Extrait
En retard, Francis demeura au fond de l’église afin de ne pas être remarqué.
Une dizaine de rangs devant lui, se tenaient Isaure et Suzanne dont il voyait se dessiner la nuque fragile sur laquelle s’arrêtait un carré strict de cheveux noir corbeau. C’était la seule jeune fille de l’assemblée, principalement composée de vieilles dames.
Le prêtre, le père Jacques Souquières, égrenait son discours tel un automate, cherchant çà et là l’approbation d’une audience blasée, qui répétait les mêmes gestes et phrases au fil des dimanches qui se succédaient. Seule Isaure de Maximin vivait le moment avec ferveur. Suzanne arborait sur son visage le même air absent que lorsque Francis l’avait rencontrée pour la première fois. Cependant, au moment de l’eucharistie, le groupe s’anima, se déplaçant lentement vers l’allée centrale pour aller communier.
À cet instant, Suzanne aperçut Francis derrière un pilier. Son cœur se mit alors à battre la chamade. En effet, elle n’avait pas souvenir que Francis fréquentât une quelconque église et surtout qu’il fût assez pieux pour se rendre aux vêpres, un office bien moins populaire que celui du matin : se pouvait-il qu’il soit venu pour elle ? Elle repoussa cette pensée. Il était plus vieux qu’elle et avait l’air tellement sûr de lui. Pourquoi s’attarderait-il auprès d’une fille comme elle qui ne connaissait pas la vie alors qu’il pouvait conquérir toutes les femmes qu’il souhaitait ? Non, cela semblait impossible. Peut-être qu’il avait une commission importante à faire passer à son père. Dans ce cas, pourquoi ne lui téléphonait-il pas ? De plus, le lendemain, ce serait lundi et Francis aurait tout le temps pour s’entretenir avec Géraud sur les dossiers importants, il n’y avait donc aucun besoin de se précipiter.
Francis fixait Suzanne, l’air concentré.

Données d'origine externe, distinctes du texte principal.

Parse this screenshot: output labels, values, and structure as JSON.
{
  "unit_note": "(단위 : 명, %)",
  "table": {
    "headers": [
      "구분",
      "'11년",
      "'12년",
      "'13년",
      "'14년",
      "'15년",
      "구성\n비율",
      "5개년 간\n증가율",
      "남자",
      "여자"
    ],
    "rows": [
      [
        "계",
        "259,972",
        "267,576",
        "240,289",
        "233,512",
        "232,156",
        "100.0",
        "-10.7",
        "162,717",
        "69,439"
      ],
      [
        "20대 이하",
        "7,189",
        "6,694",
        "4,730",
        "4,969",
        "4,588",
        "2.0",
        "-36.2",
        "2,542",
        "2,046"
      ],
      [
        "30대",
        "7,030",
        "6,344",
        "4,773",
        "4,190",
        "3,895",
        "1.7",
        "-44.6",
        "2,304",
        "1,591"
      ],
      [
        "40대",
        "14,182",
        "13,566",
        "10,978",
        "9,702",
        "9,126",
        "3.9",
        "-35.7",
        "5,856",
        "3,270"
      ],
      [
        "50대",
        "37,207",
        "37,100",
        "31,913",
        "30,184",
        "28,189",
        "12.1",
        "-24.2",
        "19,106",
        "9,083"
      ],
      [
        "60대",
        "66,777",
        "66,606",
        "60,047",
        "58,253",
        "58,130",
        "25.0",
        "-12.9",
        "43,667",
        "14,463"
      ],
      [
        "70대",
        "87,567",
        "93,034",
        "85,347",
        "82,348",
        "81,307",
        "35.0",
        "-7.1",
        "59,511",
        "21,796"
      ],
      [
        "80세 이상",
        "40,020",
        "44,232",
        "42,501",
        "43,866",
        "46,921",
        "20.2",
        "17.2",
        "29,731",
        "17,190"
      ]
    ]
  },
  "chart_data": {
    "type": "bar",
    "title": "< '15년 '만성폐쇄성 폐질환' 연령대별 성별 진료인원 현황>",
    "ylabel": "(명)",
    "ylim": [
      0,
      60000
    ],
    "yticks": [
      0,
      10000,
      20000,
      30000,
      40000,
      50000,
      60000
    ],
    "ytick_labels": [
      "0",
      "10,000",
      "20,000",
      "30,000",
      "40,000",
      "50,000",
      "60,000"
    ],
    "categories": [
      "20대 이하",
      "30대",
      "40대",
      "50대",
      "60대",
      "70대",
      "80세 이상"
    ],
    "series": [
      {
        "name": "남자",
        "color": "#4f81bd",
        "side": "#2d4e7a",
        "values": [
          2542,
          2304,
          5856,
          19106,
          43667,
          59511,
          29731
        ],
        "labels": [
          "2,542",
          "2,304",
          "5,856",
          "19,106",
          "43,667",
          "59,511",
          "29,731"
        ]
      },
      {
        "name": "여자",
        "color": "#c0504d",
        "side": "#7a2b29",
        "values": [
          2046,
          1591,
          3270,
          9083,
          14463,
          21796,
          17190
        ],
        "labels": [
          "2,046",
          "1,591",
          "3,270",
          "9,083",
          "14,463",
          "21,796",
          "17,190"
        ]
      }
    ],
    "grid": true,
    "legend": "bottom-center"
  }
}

Devait-il la saluer ou attendre la fin de l’office ? Plutôt attendre, on est tout de même dans une église, pensa-t-il. Est-ce que Suzanne avait compris qu’elle lui plaisait ? Pourrait-il s’avérer raisonnable de lui offrir un verre après la messe, avec sa tante, qui plus est ? Que dirait-il à Géraud le lendemain ? Évidemment, il ne pourrait pas lui raconter qu’il avait rencontré sa fille par hasard à la messe des vêpres de Notre-Dame-aux-Neiges alors qu’il passait la plupart de ses dimanches après-midi au village, avec ses amis proches.